Pub: William Morrow Paperbacks
August 1914. England is at war. As Evie Elliott watches her brother, Will, and his best friend, Thomas Harding, depart for the front, she believes—as everyone does—that it will be over by Christmas, when the trio plan to celebrate the holiday among the romantic cafes of Paris.
But as history tells us, it all happened so differently…
Evie and Thomas experience a very different war. Frustrated by life as a privileged young lady, Evie longs to play a greater part in the conflict—but how?—and as Thomas struggles with the unimaginable realities of war he also faces personal battles back home where War Office regulations on press reporting cause trouble at his father’s newspaper business. Through their letters, Evie and Thomas share their greatest hopes and fears—and grow ever fonder from afar. Can love flourish amid the horror of the First World War, or will fate intervene?
Christmas 1968. With failing health, Thomas returns to Paris—a cherished packet of letters in hand—determined to lay to rest the ghosts of his past. But one final letter is waiting for him…
This is a beautiful collaboration with one of my favourite authors and one I hadn’t heard of…
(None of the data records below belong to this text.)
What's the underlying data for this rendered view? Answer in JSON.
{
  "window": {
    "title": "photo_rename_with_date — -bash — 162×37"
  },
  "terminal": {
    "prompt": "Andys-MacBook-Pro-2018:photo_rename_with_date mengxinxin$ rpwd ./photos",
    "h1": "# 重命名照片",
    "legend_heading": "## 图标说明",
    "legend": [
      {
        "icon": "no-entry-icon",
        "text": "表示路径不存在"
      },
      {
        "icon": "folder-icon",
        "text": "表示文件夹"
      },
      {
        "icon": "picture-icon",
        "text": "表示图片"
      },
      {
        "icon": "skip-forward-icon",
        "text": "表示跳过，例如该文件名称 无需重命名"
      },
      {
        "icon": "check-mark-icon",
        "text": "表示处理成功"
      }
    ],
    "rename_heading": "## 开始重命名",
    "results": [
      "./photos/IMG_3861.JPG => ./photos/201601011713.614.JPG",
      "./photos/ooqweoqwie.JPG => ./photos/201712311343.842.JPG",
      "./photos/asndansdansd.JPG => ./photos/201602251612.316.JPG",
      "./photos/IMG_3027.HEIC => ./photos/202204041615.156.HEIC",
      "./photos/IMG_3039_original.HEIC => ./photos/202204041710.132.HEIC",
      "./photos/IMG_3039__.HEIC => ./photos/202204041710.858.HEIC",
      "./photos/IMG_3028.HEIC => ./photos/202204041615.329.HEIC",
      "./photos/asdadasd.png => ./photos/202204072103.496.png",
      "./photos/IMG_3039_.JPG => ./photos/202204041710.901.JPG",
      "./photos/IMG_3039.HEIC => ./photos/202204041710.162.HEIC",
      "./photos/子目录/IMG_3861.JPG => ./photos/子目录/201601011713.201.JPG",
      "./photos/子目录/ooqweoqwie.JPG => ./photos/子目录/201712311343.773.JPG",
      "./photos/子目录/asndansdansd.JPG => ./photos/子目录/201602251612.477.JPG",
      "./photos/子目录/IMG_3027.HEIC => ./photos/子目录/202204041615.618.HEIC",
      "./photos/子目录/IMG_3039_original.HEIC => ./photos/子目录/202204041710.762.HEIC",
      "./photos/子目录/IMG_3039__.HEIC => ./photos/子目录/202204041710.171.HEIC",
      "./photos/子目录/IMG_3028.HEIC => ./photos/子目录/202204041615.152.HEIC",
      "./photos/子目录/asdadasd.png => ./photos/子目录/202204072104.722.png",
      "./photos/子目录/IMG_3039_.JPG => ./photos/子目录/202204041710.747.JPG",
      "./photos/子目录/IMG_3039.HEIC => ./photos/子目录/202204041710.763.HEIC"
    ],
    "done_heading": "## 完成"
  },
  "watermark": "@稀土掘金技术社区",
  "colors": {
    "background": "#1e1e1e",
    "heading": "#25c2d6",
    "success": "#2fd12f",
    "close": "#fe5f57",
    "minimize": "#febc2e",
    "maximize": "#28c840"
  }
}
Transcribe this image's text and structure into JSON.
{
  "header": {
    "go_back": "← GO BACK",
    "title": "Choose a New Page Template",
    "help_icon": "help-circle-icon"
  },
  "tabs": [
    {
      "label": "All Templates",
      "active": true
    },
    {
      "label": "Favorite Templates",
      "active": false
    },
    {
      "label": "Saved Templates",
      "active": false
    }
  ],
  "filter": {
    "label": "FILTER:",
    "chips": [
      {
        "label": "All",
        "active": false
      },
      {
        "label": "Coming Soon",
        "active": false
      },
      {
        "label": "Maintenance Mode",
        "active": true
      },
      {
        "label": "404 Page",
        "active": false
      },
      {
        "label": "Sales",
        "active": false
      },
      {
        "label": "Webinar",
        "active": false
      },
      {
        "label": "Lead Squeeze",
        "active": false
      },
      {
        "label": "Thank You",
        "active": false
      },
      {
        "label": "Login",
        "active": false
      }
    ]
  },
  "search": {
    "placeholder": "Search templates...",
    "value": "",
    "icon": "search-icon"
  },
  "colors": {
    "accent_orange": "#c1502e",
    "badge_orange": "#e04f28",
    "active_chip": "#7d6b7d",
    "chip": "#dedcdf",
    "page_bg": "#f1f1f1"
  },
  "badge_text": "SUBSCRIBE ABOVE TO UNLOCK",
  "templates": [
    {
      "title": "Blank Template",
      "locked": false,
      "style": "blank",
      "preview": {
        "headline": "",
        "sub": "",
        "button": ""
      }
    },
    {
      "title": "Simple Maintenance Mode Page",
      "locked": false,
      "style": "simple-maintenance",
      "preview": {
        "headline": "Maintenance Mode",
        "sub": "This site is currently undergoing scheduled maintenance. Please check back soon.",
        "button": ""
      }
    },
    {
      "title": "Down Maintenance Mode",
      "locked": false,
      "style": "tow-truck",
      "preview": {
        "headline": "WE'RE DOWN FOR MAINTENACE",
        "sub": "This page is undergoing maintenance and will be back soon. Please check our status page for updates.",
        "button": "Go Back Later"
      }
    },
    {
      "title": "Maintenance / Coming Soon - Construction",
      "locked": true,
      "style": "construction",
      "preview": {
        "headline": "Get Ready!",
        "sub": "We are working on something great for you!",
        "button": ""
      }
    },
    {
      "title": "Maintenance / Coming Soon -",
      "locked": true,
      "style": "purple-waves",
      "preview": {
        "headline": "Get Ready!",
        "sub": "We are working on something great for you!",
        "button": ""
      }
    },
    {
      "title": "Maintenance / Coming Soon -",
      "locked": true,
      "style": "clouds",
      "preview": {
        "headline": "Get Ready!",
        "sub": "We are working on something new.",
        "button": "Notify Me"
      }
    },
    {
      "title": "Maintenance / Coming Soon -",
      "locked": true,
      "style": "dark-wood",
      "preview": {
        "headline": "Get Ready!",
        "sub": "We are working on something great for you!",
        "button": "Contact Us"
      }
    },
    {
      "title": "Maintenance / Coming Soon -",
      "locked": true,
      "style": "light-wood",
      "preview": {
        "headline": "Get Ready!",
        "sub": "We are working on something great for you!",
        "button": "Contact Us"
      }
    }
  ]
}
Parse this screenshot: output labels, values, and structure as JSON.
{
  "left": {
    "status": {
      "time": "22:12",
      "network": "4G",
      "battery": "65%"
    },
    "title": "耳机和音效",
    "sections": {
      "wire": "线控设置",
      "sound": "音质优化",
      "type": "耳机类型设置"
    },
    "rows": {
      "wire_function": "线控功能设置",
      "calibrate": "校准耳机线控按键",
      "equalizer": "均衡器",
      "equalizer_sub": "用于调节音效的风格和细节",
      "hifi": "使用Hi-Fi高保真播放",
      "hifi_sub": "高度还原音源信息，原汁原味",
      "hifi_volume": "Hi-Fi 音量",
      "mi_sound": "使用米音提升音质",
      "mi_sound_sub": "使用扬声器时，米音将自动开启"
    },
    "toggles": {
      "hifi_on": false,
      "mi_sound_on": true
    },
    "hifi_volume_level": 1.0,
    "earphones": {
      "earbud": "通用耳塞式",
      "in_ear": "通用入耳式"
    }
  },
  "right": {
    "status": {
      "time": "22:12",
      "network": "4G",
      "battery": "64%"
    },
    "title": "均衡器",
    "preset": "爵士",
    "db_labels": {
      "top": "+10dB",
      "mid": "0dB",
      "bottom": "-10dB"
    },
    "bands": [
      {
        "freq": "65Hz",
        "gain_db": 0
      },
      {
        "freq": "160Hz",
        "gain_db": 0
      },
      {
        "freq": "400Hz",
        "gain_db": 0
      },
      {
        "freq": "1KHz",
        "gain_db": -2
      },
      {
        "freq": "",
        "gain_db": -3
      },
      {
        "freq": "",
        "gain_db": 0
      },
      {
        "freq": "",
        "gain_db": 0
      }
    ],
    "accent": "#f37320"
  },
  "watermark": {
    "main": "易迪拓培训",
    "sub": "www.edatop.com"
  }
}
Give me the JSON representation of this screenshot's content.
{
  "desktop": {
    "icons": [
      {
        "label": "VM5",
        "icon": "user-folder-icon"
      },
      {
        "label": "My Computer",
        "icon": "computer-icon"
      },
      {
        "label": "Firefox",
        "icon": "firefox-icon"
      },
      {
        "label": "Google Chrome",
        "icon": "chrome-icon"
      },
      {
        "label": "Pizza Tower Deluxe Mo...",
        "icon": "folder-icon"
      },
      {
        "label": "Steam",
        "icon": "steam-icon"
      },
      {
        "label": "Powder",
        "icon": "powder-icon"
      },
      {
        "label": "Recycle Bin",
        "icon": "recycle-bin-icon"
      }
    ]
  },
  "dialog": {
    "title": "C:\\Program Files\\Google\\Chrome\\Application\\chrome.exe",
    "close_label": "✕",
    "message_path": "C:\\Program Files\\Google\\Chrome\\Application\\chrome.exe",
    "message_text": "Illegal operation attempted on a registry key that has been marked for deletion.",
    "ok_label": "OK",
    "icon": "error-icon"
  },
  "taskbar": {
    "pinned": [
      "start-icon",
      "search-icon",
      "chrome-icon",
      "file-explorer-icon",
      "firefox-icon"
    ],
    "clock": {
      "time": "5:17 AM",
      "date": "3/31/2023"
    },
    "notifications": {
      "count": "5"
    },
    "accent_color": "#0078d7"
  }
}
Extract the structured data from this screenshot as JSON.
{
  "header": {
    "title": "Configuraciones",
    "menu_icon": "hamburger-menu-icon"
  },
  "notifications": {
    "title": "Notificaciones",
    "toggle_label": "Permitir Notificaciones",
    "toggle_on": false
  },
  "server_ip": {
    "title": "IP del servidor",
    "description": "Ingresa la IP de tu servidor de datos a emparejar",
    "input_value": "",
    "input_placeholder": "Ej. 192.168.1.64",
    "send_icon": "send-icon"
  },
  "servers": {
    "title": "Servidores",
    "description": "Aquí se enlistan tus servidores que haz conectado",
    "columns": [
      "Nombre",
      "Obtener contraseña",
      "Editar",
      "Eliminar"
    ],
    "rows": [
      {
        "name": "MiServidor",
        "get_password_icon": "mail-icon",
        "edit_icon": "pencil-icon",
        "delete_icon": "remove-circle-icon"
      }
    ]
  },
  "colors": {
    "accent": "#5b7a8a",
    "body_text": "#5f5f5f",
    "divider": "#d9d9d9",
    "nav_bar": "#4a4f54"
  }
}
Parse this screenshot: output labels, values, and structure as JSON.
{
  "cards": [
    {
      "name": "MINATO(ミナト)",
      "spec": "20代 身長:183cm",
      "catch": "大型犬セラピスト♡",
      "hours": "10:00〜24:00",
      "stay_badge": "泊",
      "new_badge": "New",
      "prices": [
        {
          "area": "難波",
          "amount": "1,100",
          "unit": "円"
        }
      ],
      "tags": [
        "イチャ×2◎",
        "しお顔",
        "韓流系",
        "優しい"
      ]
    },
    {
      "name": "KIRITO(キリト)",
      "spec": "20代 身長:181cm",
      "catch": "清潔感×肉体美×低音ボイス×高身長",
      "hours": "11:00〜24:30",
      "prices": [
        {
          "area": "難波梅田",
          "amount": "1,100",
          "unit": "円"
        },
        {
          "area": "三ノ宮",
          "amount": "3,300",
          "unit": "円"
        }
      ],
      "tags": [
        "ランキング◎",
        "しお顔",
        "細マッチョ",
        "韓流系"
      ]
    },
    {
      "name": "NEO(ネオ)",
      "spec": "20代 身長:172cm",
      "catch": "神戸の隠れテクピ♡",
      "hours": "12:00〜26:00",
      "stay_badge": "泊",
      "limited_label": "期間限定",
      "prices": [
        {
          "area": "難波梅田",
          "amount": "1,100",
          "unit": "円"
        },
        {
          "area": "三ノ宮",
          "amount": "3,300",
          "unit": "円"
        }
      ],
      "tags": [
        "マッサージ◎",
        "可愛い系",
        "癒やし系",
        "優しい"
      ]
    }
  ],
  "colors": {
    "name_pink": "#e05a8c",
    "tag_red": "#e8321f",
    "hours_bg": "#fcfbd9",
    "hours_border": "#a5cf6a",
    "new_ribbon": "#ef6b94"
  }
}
With WW1 in progress, “Last Christmas In Paris” is told using letters and telegrams which connect each of the characters and their experiences.
Unique and totally heartwarming, this stunning tale captures the thoughts and feelings of Evie and her friend Thomas. It is quite easy to understand the young people and the conflicts between these pages and at times I was very teary.
I got heavily involved with the tale and Evie, feeling like a failure while her friends were more involved with the War effort, was someone I thought about for days after.
Such an emotional story is bound to pull at you heart strings, but with added humour and some romance this book has it all. I felt as if I was stood right there with them, such is the intensity and genuine reality of the writing. It does truly grip the reader.
I love writing letters, and Last Christmas in Paris demonstrates that this dying practice is important, important for keeping hope alive and spirits high.
A very moving and highly recommended read.